Exercise 16.25: Data Augmentation Strategy for SimCLR

Study the effect of augmentation strategy on SimCLR performance.

a) Implement SimCLR with these augmentation combinations: (i) crop only, (ii) crop + flip, (iii) crop + flip + color jitter, (iv) crop + flip + color jitter + blur. b) Train each variant on CIFAR-10 (simplified backbone) for the same number of epochs. c) Evaluate using linear probing. d) Which augmentations contribute most to performance? Does this match the findings from the original SimCLR paper?

Exercise 16.26: Wasserstein Autoencoder

The Wasserstein Autoencoder (WAE) replaces the KL divergence in the VAE with the Maximum Mean Discrepancy (MMD):

$$\text{MMD}^2(q_\phi(\mathbf{z}), p(\mathbf{z})) = \mathbb{E}[k(\mathbf{z}, \mathbf{z}')] - 2\mathbb{E}[k(\mathbf{z}, \mathbf{z}^*)] + \mathbb{E}[k(\mathbf{z}^*, \mathbf{z}^{*'})]$$

where $k$ is a kernel function, $\mathbf{z}, \mathbf{z}' \sim q_\phi$ and $\mathbf{z}^*, \mathbf{z}^{*'} \sim p$.

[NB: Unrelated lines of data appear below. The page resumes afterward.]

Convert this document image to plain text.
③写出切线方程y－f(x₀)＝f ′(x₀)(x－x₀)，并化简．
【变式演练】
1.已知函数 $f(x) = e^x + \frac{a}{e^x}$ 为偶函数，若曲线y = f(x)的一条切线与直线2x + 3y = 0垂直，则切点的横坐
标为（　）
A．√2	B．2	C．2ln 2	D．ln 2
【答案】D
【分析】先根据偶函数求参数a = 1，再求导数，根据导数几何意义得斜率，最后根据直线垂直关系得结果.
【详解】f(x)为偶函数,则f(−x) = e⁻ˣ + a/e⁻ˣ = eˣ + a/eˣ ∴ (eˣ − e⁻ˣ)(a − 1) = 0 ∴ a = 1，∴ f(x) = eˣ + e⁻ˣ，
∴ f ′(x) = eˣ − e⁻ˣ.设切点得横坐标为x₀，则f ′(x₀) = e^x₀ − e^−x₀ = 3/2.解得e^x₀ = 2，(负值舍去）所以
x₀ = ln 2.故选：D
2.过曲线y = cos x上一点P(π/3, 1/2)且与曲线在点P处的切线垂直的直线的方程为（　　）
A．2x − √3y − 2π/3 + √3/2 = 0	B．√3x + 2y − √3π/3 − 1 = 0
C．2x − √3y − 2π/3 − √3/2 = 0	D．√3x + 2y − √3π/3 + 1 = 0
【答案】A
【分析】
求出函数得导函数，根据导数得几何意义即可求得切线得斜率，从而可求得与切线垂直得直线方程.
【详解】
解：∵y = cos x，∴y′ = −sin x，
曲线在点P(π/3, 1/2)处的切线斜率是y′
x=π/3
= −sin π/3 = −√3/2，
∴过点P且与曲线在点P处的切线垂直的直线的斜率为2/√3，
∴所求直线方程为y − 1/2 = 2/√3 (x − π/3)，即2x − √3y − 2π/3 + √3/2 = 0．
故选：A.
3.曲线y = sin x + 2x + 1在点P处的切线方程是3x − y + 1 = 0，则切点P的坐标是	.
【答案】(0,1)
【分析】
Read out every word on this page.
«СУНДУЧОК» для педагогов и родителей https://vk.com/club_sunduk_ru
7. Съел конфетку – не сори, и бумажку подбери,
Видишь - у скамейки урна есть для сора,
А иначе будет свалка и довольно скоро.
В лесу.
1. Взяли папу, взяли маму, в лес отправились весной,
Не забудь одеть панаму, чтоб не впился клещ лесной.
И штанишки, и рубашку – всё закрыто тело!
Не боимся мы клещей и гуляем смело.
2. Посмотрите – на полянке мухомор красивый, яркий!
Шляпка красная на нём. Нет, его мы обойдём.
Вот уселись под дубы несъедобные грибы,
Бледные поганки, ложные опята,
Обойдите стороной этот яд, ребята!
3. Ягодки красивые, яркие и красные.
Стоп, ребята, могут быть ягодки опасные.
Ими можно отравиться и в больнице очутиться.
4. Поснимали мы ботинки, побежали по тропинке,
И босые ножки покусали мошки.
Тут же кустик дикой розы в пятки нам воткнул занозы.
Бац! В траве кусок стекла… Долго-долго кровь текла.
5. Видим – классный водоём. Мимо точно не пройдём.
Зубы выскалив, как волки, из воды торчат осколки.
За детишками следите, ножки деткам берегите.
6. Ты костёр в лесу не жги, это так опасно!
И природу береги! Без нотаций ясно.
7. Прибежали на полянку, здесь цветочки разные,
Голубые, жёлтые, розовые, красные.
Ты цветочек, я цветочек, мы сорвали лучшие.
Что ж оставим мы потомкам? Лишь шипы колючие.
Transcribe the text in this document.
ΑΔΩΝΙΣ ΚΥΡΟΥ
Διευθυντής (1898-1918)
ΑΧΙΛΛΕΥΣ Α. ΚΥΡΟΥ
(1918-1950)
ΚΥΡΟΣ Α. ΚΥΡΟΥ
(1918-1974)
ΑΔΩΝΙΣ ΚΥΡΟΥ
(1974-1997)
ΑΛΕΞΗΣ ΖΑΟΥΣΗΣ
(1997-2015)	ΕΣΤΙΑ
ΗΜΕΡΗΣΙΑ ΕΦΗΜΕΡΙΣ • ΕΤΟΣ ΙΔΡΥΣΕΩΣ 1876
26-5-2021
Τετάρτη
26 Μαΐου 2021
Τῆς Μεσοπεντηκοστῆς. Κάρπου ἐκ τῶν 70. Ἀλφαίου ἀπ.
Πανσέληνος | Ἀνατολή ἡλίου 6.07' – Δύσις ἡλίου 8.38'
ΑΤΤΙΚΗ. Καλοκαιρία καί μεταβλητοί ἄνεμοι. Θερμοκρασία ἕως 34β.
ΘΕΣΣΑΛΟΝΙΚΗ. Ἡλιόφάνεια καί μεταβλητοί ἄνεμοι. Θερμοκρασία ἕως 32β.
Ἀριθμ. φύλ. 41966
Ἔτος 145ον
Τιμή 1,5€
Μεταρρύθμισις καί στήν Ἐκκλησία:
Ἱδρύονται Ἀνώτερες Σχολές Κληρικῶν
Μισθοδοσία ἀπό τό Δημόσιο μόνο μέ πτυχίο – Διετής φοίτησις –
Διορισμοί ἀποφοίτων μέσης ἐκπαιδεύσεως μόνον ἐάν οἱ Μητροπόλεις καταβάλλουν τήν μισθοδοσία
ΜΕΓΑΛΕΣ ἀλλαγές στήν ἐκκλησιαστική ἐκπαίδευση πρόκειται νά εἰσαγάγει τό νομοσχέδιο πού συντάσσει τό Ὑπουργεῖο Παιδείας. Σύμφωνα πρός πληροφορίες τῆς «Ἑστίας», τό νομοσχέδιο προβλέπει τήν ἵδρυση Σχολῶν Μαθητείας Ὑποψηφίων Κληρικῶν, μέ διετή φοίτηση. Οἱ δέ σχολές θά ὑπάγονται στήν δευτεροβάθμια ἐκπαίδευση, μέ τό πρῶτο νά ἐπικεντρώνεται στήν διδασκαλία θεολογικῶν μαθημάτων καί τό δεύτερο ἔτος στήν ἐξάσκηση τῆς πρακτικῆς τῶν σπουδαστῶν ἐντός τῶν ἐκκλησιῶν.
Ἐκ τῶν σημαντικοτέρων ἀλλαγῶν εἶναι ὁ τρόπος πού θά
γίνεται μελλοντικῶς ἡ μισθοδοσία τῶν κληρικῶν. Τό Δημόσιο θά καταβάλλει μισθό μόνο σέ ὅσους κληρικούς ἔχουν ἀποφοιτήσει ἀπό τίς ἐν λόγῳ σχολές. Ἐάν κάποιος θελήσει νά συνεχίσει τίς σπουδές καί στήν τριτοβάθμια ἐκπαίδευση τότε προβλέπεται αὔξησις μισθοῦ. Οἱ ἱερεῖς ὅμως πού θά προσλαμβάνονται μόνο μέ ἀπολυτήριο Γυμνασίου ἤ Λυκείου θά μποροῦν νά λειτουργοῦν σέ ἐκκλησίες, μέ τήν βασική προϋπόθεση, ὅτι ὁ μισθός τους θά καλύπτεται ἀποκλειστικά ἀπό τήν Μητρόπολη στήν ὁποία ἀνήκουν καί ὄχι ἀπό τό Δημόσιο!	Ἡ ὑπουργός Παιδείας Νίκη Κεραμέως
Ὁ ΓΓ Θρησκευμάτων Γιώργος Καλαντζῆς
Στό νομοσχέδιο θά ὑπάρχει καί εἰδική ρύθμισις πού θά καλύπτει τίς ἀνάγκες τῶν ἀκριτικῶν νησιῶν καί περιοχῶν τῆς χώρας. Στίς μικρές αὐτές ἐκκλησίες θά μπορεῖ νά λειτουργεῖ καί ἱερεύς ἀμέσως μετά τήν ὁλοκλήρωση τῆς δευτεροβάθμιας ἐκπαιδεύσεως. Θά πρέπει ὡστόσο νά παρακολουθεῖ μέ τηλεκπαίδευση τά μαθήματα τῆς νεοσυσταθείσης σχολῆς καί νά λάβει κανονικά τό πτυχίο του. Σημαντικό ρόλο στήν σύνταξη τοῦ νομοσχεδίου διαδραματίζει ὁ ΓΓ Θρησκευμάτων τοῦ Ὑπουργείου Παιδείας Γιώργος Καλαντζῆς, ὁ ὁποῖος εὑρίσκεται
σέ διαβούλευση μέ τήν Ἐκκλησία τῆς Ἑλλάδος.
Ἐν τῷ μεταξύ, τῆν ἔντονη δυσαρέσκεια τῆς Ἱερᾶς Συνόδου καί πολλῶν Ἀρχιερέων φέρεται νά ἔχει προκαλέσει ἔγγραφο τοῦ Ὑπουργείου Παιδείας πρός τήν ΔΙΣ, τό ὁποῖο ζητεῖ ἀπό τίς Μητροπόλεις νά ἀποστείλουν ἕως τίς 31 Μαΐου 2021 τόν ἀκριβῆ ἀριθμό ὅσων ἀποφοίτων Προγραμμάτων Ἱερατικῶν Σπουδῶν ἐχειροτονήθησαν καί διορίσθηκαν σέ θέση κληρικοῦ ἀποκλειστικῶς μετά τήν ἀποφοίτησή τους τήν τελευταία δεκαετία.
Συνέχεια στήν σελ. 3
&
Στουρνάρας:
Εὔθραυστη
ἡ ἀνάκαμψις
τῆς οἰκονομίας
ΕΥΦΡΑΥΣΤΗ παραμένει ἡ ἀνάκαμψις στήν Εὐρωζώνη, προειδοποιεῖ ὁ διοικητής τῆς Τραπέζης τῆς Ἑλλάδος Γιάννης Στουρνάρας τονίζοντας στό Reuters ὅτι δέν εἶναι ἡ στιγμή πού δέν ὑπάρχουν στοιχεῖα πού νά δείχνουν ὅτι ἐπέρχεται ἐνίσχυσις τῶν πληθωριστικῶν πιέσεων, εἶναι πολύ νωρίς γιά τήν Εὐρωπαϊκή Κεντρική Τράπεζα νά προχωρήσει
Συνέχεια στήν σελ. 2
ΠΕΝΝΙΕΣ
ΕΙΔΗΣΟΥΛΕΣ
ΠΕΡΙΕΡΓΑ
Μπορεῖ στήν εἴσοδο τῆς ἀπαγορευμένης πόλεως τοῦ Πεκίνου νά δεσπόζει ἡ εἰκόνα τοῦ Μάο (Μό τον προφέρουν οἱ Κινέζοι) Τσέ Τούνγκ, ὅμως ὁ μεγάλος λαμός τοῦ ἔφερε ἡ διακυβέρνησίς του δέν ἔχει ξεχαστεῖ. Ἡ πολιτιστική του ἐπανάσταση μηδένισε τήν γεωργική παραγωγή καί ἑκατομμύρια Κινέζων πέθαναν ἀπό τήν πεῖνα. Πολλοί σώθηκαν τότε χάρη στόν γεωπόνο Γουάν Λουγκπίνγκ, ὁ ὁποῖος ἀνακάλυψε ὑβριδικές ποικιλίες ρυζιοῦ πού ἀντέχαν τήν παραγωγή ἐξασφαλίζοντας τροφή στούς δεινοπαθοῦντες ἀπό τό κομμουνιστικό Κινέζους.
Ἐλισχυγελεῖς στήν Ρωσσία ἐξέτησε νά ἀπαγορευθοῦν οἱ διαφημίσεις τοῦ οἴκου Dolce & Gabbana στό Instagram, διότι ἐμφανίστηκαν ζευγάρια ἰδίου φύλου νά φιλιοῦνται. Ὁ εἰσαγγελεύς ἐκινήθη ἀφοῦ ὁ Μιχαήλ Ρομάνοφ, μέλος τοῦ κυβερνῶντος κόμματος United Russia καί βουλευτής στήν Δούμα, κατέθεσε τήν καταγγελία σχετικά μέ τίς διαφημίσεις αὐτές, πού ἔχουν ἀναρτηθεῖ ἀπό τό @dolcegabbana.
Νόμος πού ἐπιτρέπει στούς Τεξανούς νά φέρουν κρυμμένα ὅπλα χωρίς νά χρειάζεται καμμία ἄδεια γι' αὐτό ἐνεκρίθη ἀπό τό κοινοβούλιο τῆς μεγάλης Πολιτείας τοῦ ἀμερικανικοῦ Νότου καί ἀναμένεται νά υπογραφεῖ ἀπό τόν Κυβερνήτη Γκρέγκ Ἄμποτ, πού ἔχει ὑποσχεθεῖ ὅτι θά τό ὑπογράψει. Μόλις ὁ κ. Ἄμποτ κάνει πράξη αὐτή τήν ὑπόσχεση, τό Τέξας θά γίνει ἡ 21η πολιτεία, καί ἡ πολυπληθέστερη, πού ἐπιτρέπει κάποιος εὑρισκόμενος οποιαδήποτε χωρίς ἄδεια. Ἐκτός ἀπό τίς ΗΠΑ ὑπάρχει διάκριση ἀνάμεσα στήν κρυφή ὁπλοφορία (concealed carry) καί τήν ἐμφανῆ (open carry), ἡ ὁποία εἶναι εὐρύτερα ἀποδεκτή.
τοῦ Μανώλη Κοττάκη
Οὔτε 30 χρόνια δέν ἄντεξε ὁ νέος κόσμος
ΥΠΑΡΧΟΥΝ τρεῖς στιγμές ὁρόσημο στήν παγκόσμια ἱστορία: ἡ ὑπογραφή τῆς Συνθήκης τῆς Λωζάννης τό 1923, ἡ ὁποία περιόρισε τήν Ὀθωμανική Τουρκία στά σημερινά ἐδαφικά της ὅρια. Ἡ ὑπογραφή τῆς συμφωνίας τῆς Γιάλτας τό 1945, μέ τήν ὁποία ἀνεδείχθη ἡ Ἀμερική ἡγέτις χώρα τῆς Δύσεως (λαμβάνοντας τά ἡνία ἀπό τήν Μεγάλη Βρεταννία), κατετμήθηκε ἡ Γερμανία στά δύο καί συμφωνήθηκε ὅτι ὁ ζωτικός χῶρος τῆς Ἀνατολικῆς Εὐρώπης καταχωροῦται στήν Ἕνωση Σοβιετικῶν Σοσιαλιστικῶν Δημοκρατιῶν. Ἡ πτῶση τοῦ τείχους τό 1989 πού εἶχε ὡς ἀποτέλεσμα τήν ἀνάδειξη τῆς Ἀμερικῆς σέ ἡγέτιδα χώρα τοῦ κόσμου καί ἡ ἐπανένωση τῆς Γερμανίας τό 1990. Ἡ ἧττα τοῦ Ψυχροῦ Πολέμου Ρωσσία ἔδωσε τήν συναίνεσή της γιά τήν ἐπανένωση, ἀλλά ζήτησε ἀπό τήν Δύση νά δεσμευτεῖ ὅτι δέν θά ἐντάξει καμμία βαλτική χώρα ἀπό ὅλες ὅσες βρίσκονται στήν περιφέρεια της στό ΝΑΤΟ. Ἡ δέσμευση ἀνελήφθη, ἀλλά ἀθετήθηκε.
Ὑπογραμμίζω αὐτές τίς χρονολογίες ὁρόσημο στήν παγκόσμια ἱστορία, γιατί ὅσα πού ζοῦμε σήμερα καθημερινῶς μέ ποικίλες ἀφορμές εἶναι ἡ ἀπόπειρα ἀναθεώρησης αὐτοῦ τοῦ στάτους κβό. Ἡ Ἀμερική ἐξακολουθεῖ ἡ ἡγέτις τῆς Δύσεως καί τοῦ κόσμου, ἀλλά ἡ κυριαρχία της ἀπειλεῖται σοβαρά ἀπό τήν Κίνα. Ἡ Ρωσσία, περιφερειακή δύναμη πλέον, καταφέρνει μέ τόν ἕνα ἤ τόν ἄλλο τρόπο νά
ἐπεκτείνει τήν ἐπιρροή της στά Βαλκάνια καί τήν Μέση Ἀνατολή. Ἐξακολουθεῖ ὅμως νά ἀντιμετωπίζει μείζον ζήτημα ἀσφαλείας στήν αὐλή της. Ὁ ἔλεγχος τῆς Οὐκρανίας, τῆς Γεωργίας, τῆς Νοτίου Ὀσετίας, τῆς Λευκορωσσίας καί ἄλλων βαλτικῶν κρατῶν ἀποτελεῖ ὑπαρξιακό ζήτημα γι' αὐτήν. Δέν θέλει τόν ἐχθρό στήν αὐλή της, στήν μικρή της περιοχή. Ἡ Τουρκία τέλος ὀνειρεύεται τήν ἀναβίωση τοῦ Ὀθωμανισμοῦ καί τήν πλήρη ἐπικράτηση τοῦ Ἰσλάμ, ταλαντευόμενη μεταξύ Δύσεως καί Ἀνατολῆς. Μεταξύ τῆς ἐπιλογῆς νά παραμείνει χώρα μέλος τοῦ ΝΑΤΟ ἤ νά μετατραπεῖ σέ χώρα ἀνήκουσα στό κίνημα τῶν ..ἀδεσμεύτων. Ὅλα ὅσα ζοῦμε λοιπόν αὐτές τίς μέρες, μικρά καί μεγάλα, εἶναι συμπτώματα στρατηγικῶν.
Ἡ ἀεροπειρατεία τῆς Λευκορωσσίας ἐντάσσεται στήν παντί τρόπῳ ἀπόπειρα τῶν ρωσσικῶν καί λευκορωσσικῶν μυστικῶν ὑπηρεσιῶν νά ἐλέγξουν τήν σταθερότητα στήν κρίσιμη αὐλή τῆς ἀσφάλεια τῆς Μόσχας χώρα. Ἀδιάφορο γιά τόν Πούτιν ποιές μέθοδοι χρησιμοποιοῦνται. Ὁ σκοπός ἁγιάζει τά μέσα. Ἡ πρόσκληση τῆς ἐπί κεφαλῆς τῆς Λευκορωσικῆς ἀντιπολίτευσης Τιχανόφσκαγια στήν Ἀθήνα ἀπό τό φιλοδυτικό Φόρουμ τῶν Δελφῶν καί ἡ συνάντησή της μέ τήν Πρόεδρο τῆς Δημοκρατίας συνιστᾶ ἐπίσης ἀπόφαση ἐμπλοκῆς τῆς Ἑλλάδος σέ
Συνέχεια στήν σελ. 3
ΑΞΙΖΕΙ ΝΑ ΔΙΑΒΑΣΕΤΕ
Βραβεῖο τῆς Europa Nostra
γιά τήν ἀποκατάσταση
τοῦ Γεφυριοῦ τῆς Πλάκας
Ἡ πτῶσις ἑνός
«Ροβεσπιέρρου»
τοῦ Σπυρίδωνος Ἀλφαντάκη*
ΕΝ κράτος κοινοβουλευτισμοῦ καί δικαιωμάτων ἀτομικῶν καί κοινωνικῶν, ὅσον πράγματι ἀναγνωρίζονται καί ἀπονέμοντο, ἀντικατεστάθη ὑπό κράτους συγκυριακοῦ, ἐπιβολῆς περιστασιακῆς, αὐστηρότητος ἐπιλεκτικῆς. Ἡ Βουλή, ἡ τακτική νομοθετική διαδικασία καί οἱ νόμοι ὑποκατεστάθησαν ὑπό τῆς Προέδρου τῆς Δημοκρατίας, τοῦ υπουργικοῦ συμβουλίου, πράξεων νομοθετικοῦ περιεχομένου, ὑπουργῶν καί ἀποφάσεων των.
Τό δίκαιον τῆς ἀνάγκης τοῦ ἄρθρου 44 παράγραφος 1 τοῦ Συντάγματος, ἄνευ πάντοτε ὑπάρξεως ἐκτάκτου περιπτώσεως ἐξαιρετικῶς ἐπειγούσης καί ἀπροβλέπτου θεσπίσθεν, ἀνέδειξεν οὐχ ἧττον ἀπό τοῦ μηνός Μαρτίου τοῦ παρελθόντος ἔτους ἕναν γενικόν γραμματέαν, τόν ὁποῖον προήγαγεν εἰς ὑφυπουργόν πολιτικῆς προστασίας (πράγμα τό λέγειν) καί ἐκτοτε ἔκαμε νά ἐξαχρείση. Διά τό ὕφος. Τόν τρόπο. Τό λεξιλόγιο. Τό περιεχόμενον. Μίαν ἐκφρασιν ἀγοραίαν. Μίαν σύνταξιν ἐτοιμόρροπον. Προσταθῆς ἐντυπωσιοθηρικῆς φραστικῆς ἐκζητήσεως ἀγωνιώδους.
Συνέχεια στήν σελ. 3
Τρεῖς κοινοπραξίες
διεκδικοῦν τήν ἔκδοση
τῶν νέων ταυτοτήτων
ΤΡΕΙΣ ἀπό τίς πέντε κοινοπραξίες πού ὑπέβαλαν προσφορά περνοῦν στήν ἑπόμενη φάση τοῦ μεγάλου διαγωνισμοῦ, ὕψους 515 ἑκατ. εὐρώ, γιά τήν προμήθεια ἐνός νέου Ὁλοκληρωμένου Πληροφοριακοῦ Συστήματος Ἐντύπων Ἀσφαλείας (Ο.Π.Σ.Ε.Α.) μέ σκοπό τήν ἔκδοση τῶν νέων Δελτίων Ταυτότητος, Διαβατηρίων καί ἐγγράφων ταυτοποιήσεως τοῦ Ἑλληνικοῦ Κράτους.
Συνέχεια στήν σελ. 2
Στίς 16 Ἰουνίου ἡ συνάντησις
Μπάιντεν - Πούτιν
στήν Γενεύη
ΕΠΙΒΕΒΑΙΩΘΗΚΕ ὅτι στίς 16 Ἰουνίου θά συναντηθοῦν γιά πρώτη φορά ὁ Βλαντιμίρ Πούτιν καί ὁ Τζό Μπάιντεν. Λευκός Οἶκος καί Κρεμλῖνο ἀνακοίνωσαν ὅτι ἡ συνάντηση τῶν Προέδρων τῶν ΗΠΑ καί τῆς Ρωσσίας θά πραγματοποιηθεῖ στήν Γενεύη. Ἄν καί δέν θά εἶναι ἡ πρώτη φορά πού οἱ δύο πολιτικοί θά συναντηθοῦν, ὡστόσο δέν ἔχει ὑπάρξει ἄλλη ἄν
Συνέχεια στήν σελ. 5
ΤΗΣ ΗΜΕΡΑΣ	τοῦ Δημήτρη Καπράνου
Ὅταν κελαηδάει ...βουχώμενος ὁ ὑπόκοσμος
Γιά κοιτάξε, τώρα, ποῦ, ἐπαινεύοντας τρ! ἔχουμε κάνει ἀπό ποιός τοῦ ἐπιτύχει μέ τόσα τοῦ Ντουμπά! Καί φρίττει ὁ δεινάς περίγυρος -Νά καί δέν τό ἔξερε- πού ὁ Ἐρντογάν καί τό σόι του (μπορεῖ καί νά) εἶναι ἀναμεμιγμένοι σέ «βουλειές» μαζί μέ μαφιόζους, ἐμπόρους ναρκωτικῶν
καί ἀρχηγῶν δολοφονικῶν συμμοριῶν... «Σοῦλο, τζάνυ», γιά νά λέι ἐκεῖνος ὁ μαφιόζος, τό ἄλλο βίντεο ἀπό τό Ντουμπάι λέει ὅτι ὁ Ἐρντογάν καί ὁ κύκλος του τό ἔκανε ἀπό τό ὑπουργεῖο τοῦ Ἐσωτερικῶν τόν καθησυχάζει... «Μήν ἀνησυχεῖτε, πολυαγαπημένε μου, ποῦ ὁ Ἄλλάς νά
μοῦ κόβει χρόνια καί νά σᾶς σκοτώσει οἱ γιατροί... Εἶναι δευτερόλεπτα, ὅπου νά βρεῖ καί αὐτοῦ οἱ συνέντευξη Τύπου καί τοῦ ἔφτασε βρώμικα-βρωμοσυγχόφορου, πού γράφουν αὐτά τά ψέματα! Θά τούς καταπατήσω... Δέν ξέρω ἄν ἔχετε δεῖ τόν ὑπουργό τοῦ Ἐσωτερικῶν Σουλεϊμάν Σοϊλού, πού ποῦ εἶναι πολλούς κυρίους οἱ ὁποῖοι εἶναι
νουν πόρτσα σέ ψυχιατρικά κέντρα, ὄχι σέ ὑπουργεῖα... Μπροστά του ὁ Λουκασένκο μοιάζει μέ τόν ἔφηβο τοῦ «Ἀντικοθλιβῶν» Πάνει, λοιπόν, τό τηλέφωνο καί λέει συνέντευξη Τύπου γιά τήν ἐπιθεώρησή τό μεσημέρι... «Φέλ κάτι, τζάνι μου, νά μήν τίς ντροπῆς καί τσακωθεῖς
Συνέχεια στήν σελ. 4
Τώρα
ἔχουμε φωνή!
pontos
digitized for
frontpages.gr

a) Implement the MMD penalty with a Gaussian RBF kernel. b) Train a WAE on MNIST. c) Compare the latent space structure and sample quality with the VAE.

Exercise 16.27: Contrastive Learning for Tabular Data

Adapt the contrastive learning framework to tabular data.

a) Design appropriate "augmentations" for tabular data (e.g., feature dropout, Gaussian noise, feature permutation within a column). b) Implement a simplified SimCLR pipeline for the Iris or Wine dataset. c) Evaluate the learned representations using linear probing vs. training directly on the raw features. d) Discuss the challenges of contrastive learning for tabular data vs. images.

Exercise 16.28: Interpolation Quality Metrics

Develop a quantitative metric for latent space interpolation quality.

a) For a VAE trained on MNIST, interpolate between all pairs of digit classes (0--9). b) For each interpolation, use a pretrained classifier to predict the class of each intermediate decoded image. c) Define "interpolation smoothness" as the fraction of interpolations where the predicted class transitions monotonically (no back-and-forth switching). d) Compare this metric across different latent dimensions ($k \in \{2, 8, 32\}$).

Implement an autoencoder that jointly encodes images and their class labels into a shared latent space.

a) Design an encoder that takes both an image and a label and produces a single latent code. b) Design a decoder that reconstructs both the image and the label from the latent code. c) Train on MNIST and evaluate: can the model reconstruct the label from the image alone (by marginalizing over the label input)? d) How does the shared latent space differ from image-only and label-only latent spaces?

Exercise 16.30: Representation Learning Survey

Write a technical comparison (1--2 pages) of the representation learning methods covered in this chapter.

a) Organize your comparison along these axes: training objective, latent space structure, generative capability, scalability, and downstream task performance. b) For each method, identify one real-world application where it would be the best choice and explain why. c) Discuss the trend from reconstruction-based to contrastive-based objectives. What drove this shift? d) Speculate on the next evolution of self-supervised learning.